Le constat que vous faites est partagé par des millions de Françaises et de Français. Quand on a une inflation à 20 % sur l’alimentation, 30 % sur l’électricité, l’essence à plus de 2 euros le litre, alors que les salaires et les pensions n’augmentent pas, c’est tout simplement intenable. La France est un pays riche et nous avons dans notre pays environ 10 millions de personnes en situation de pauvreté. C’est l’injustice de ce système.

Mais on ne peut pas se faire plumer sans rien dire. Parce qu’on se fait véritablement plumer ! Aujourd’hui, 45 % de l’inflation sont provoqués par des grands groupes qui en profitent. On connaît les responsables. Sur l’électricité et le gaz, on sait que l’inflation est due à un marché spéculatif européen qui nous impose des tarifs alors que nous produisons de l’électricité et pourrions en avoir à dix fois moins cher. Sur l’essence, 60 % du prix, ce sont des taxes. L’État, sur l’essence, gagne des milliards d’euros et les taxes ne baissent pas alors que le prix monte. On ne peut pas se laisser plumer, racketter, voler sans rien dire.

Andrée : Mais que faire ?

J’appelle à l’action. D’abord, j’appelle le président de la République à agir tout de suite. Je ne veux plus entendre les discours selon lesquels l’État est impuissant. S’il est impuissant, il s’en va, il laisse faire les autres. Il doit bloquer les prix de l’alimentation par le bas, baisser les taxes sur l’énergie pour diviser par deux le prix de l’électricité, augmenter les salaires et les retraites au niveau de l’inflation.

Ensuite, si cela n’est pas fait, nous appelons à nous mobiliser. J’appelle à lancer, partout, des rassemblements devant les préfectures, devant l’État qui se dit impuissant, pour lui demander d’agir. Partout, il faut aller réveiller les services de l’État, les envahir même si nécessaire, que cela remonte jusqu’à Macron et qu’il entende de ses deux oreilles, pas que de l’oreille droite.

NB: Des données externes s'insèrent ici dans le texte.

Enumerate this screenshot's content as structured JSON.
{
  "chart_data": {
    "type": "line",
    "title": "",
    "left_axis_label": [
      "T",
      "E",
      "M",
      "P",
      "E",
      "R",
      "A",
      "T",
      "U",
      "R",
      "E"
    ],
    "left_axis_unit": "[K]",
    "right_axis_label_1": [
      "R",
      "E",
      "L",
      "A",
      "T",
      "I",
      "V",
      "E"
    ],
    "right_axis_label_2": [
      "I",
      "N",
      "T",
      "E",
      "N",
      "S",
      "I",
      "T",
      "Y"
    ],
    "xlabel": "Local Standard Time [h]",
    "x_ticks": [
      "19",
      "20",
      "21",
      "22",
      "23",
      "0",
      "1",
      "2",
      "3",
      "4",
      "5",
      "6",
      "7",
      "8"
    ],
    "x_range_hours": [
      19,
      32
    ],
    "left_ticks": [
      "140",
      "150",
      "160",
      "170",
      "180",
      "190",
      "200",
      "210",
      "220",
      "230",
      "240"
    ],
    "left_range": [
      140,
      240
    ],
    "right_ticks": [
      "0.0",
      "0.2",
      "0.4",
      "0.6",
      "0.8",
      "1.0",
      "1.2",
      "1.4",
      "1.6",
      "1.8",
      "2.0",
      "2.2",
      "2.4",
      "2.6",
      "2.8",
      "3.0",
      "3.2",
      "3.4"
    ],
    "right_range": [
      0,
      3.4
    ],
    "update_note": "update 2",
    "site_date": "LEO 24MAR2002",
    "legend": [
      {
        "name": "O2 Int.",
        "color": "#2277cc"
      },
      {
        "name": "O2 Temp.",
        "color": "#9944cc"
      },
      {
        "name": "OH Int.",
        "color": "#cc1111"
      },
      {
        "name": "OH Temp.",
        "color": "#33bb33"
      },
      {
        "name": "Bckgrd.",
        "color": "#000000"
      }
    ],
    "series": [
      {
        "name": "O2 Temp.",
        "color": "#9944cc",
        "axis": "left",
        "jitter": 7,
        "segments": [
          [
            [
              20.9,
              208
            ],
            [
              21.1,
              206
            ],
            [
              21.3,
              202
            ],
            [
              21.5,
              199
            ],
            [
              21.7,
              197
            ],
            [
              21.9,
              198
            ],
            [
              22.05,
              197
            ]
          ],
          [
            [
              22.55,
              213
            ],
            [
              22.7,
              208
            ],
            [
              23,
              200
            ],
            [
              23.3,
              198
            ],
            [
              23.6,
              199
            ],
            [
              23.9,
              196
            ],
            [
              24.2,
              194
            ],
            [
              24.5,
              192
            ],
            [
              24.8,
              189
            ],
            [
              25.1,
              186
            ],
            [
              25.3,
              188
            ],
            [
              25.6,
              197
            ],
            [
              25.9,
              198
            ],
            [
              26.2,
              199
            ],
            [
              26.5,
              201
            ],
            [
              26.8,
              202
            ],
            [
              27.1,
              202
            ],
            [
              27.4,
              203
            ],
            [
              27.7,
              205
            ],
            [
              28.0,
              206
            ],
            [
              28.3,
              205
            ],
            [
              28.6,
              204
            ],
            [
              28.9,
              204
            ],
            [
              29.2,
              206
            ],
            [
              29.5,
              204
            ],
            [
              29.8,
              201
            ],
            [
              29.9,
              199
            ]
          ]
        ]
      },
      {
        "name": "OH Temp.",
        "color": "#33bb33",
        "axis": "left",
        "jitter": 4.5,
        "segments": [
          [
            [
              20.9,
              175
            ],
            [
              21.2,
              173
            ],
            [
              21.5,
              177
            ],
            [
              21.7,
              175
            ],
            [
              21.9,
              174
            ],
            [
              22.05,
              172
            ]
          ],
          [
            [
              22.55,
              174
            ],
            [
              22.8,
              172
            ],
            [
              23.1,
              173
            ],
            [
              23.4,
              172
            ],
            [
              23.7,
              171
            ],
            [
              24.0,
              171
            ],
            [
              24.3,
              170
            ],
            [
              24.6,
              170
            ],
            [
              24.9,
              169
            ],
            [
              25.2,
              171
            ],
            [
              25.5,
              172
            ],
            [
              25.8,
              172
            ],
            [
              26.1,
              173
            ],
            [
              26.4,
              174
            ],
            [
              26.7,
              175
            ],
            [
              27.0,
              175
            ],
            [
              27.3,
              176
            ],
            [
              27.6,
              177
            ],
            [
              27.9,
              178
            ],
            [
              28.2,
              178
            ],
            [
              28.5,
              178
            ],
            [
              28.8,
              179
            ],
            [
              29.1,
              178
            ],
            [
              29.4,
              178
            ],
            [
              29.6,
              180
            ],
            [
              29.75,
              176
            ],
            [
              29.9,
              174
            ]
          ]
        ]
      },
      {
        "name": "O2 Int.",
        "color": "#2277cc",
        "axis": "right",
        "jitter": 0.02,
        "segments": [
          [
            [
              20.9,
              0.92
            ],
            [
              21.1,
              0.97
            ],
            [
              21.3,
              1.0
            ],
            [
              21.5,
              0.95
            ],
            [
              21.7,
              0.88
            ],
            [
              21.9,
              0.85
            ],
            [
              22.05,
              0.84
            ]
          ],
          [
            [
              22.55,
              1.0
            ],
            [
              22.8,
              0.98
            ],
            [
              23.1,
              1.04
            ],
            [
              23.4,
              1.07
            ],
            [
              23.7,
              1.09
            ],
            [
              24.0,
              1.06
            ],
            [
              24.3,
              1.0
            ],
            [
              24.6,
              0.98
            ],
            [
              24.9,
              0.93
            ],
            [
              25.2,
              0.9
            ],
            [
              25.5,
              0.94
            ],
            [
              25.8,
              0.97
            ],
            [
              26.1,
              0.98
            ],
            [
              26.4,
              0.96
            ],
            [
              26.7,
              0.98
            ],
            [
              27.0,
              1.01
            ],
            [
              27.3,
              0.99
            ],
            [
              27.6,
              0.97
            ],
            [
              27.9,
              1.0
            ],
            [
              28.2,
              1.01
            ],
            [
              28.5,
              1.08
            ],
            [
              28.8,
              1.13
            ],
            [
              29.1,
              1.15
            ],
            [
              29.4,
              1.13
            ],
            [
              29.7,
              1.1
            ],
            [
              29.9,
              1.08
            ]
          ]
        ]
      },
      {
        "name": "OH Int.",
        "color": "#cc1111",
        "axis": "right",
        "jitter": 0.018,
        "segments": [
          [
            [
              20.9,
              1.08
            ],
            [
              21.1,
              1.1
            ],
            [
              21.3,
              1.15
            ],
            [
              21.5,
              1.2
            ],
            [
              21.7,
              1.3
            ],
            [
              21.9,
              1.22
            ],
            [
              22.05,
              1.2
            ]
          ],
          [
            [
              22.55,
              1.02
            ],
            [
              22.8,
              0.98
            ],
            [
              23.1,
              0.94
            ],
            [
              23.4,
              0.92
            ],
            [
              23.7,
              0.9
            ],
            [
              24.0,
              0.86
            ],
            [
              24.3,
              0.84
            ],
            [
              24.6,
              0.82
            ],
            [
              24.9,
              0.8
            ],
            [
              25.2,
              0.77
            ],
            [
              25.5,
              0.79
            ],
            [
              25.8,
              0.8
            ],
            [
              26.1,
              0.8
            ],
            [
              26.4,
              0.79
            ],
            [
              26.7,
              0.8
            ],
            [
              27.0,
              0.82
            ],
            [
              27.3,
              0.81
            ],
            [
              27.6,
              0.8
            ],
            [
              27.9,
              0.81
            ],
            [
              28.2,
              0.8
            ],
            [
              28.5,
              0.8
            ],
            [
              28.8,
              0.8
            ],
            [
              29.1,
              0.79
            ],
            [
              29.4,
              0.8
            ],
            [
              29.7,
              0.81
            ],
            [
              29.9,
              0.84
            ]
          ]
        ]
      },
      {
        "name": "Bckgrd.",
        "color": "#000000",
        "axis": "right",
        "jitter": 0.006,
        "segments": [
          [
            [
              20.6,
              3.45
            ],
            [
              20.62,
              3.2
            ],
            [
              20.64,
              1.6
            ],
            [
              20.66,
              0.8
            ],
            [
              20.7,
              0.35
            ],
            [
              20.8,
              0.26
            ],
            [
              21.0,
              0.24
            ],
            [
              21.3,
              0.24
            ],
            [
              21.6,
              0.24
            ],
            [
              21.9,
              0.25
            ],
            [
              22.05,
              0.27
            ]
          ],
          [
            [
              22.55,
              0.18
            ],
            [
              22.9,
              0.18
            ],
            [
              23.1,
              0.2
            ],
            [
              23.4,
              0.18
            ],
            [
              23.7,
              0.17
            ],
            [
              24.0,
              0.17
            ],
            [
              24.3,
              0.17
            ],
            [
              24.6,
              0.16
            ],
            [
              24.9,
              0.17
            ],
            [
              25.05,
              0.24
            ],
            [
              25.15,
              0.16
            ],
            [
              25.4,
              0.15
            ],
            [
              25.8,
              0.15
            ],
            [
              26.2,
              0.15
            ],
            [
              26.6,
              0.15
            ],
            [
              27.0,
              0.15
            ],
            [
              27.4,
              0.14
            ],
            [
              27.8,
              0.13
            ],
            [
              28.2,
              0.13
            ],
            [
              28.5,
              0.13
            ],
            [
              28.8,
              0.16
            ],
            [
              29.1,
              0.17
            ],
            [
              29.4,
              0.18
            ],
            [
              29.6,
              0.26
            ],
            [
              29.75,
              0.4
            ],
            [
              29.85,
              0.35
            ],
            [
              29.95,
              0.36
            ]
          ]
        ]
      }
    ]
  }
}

Qu’il entende qu’on n’en peut plus et qu’on va se rebeller. On ne doit pas rester dans notre coin à souffrir, à ne pas savoir quoi faire, à faire des sacrifices. Chaque organisation, que ce soit la CNL, des syndicats, des partis politiques, des associations, doit appeler à se mobiliser. Je pense même que les associations de solidarité et caritatives devraient le faire.

Les Restos du cœur, le Secours populaire français, la Croix-Rouge ne reçoivent jamais autant de subventions que quand c’est dur dans le pays. Donc, c’est facile : il y a de la pauvreté, Macron va faire un chèque, Bernard Arnault va le doubler et on va faire en sorte que ça se calme. Ce n’est pas normal. Les Restos du cœur, comme disait Coluche, sont les seuls qui rêvent de fermer. Donc, même eux devraient se rebeller.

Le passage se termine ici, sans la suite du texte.